Problems in the Church

This blog is secular and does not promote one faith over another, but it respects all faiths and upholds the right to hold and support any religion dedicated to goodwill and healing. The Roman Catholic church is in serous crisis. To an outsider looking in, I am not clear that the nature of the crisis is understood in the various elements of its senior leadership.

The paedophile priests shock the world. The scale of the abuse, the facts that it was and maybe still is in places systemic and that the Vatican authorities were so unwilling to allow the story to be told, is so destructive of trust. But there is a wider dimension. This wickedness and terrible harm was perpetrated upon the vulnerable by men allegiedly called by their God to the priesthood. How can it be that those so called, whose faith and devotion exceeds the ordinary person, who are in continuous communion with the Almighty, commit such wicked acts? What drives them?

This is not about gay bishops or women priests. This is not about theological interpretation.

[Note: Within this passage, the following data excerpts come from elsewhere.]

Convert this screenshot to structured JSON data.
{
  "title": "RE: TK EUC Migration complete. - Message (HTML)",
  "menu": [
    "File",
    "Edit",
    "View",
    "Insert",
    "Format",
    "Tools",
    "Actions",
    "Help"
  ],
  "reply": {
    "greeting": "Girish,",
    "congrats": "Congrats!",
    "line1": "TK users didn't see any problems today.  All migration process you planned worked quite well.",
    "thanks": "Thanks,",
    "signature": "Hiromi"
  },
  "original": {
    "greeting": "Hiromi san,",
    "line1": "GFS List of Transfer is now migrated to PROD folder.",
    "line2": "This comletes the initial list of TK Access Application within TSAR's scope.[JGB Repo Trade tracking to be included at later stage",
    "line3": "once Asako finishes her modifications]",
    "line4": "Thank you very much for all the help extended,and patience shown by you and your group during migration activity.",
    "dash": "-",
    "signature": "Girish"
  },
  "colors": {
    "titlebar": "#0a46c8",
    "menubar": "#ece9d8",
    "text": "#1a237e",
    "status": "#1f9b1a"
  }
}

This is not about condoms in Africa, abortion or divorce,  some or all of which have engaged the Roman Church, as well as the Anglican Church, for a very long time. This is about things so dreadful that it does not seem credible that an organisation in which such abuses were not only possible, but tolerated and accepted, can have any valid relationship with any known interpretation of God. Such a structure appears God forsaken. It appears one in which the Devil himself roams free.

It was this sort of sub-conscious thought passing through the mind of Archbishop  Rowan Williams which caused him to muse with Andrew Marr, that the Roman Catholic Church in Ireland had lost all credibility. It is not the first time that this very spritual Archbishop has said something which has caused an outcry and which he has then had to modify. This does not mean he is wrong. People of faith, especially those who have the good of Rome at heart, would be wise to listen to him.